Evdeki gizli ebeveyn ve uyumlu çocuk
Bazen tüm limitlerinize kadar zorlanmış anneliğinizin, minik direnişçiniz karşısında çok yetersiz kaldığını hissediyor musunuz? Yedirirken, giydirirken ya da ne bileyim uykuya yatırırken misal.
Hatta anneanne ya da babaanne, yani bakım verme işine son alyuvarına kadar angaje olmuş kadın da yetmiyor böyle bir zamanda.
Spermini vermiş, çocuk bakımının gerisini karısına kakmış erkekten bahsetmiyorsak, bazen tam da ofise kaptırılmış ilgili baba lazım oluyor eve.
Çünkü o bir şeyi farklı yapıyor: Oyuncu olabiliyor!
Yapılacak işler altında ezildiğinden, evdeki 100 işe bölünüp sabrı tükendiğinden, ihtiyaç ve gereklilik odaklı oluyor kadın. Tam da çocuğun nefret ettiği şeye dönüşüyor birden…
Empatik olamayan, fazla yönlendirici ve analitik bir yaratık. Öyle ki iş dünyasında yönetici olarak karşımızda bulduğumuzda anında nefret edeceğimiz kadın yönetici oluveriyoruz farkına bile varmadan çocuklarımız karşısında.

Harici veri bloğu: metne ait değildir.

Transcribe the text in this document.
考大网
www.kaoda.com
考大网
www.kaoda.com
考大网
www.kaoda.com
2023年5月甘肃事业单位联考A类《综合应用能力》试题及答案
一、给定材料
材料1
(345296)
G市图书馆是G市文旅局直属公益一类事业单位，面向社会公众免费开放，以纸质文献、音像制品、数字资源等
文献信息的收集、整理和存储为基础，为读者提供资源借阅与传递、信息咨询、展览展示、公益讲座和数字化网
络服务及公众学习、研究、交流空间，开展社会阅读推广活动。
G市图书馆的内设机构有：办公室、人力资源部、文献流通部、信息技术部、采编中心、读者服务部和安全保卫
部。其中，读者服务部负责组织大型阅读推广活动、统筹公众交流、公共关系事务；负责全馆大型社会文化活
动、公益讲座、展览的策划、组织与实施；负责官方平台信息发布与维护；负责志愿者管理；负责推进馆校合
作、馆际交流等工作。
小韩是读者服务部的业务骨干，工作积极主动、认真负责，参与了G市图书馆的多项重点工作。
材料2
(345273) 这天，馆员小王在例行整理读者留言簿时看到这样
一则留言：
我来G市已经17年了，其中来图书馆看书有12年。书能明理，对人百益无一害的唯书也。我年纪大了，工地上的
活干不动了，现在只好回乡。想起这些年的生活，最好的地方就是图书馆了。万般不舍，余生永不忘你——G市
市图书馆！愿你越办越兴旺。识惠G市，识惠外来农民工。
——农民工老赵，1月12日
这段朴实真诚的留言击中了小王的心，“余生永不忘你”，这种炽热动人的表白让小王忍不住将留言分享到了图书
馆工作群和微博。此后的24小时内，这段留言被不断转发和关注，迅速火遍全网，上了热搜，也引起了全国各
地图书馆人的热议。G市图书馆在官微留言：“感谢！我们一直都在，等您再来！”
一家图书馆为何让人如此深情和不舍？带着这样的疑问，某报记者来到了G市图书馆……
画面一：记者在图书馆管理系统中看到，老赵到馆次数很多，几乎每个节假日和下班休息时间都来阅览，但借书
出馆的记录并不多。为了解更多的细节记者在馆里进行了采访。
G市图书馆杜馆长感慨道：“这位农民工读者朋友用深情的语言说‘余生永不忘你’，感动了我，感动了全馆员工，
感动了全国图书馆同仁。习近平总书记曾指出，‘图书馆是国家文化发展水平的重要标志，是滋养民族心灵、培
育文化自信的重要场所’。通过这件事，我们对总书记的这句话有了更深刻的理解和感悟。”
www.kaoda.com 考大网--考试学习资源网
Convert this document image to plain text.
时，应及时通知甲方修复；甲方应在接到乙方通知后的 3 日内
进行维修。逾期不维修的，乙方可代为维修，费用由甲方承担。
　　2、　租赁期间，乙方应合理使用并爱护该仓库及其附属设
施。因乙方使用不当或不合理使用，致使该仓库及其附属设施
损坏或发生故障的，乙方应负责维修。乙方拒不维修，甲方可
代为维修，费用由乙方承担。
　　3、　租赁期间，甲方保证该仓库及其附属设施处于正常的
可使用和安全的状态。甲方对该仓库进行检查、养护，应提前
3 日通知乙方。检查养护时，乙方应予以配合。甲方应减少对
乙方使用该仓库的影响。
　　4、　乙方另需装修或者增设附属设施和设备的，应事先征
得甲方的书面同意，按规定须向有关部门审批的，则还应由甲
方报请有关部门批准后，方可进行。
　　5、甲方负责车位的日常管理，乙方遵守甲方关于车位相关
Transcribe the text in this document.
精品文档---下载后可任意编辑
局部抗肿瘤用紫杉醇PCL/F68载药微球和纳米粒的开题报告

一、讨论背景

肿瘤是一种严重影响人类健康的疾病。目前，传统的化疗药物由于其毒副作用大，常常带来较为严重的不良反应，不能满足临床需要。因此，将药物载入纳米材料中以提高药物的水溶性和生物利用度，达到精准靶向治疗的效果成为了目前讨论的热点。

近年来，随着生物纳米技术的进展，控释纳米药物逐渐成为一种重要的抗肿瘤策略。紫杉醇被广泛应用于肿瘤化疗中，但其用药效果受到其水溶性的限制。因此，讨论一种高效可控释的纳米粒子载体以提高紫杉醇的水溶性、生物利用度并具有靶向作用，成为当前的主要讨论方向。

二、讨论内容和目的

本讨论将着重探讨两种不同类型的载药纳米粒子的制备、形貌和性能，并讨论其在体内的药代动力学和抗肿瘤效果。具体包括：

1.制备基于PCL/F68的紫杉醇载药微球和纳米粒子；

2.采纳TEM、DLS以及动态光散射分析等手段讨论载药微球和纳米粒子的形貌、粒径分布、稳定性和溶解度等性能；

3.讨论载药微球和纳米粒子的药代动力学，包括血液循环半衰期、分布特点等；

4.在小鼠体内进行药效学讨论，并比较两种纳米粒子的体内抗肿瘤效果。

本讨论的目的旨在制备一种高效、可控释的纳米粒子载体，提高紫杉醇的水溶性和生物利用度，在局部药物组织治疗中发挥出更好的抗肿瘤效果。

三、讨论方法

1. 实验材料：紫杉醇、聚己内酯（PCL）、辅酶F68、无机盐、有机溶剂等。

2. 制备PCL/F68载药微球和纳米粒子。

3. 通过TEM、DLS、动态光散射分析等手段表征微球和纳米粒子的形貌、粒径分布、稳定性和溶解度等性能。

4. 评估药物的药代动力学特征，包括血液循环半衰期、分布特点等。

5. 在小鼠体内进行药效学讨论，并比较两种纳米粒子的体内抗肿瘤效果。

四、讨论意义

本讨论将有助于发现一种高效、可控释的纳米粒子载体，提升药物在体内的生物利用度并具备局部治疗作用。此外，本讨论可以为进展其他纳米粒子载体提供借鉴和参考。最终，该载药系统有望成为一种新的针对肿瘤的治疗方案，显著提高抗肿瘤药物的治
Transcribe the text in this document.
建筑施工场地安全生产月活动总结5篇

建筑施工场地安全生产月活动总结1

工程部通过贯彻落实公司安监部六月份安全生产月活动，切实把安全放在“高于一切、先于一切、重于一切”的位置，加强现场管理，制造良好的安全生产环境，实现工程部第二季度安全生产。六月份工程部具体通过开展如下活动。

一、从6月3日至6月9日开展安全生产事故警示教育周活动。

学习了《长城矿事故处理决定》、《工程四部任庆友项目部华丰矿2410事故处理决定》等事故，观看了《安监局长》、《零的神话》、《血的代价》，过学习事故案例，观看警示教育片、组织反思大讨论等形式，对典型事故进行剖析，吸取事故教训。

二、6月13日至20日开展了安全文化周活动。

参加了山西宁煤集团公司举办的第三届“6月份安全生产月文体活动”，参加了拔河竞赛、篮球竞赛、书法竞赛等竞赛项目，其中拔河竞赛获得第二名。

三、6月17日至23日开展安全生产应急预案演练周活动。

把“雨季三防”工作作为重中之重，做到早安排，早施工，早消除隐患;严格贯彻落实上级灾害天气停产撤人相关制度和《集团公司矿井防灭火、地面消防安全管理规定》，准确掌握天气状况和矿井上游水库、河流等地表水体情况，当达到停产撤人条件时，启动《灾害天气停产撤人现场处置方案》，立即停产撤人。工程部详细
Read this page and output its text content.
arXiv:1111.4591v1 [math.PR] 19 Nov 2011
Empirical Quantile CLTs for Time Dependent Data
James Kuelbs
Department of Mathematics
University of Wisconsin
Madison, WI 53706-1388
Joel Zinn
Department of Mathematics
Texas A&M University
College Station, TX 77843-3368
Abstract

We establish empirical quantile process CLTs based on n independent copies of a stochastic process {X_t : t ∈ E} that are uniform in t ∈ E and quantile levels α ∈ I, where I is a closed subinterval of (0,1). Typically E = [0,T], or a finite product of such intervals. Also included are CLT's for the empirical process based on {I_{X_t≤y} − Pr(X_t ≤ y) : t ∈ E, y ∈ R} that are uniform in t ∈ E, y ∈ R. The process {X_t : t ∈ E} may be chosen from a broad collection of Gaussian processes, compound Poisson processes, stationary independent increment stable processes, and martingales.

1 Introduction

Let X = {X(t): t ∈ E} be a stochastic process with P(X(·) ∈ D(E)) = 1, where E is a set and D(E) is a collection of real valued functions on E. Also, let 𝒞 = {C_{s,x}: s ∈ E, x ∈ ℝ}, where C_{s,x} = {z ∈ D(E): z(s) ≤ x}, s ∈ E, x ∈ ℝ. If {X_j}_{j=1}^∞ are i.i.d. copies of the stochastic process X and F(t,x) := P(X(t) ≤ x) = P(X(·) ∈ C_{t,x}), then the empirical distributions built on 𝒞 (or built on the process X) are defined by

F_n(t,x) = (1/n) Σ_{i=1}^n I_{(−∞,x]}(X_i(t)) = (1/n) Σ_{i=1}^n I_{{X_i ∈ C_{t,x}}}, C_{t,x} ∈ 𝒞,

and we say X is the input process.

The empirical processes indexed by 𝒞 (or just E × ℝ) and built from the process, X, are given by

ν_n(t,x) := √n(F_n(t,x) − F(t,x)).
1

Sonra da çocuğumuz sözümüzü dinlesin istiyoruz. Tüm çocukların kısıldıkları köşeden “Yok öğle yağma bayanlar” dediğini duyar gibi oluyorum.
Aslında otomatik pilotu, evdeki -mamız lazım’cı kadın yerine oyuncu kadın devralabilse sorun hemen çözülecek. Gündelik yaşamın hızından unutuyoruz ama oyun evde sözü en çok dinlenen ebeveyn.
Bizim evde de durum farklı değil: 3,5 yaşındaki kızımla hangi konuda zorlansam imdadıma oyun yetişiyor.
- Yemeğe gelmiyorsa, “Gökçe hemen gel, yoksa bilmemne izlemeymezsin” demek yaramıyor da, mutfak yerine onun odasında kuruluveren piknik lokma lokma iniyor boğazından.
- Ya da diyelim dışarı çıkacağız, ama o bir türlü toparlanamıyor. Hadi gelsin oyun, çok acil bir toplantıya hazırlanalım.
- Yatmıyor mu, sevdiği pelüş hayvanlarla yapacağımız pijama partisi ya da severek okuduğumuz Kırmızı Elma gibi sonu uykuyla biten bir kitabı dramatize etmek hemen kolaylıyor işimi.
Zamanın bana baskı uyguladığı her şeyde, ama her şeyde böyle bu. Üstüne bir de oyunda kuvvetsiz, daha akılsız, beceriksiz olan taraf bensem, ilişki daha da pürüzsüzleşiyor.
Çocuğunuza Kulak Verin kitabında ne diyor Aletha Solter:
“Biz yetişkinler çocuklarımızın bizim dünyamıza uyum sağlamalarını ve bizim kurallarımıza göre hareket etmelerini bekleriz. Bir değişiklik yaparak biz onların hayal dünyasına girip oluşturdukları yapıda bir oyun arkadaşı olursak, onlara durumu kontrol etme, kendi kurallarını yaratma ve güç ve uzmanlık duygusu geliştirme şansı tanımış oluruz. “
Kontrol edebileceği koşullarda, kuralları değiştirebilen çocuklar, kendileri için sağaltıcı bir durum yaratmış olurlar.
Uyumlu çocuğu bundan daha iyi ne yaratabilir ki?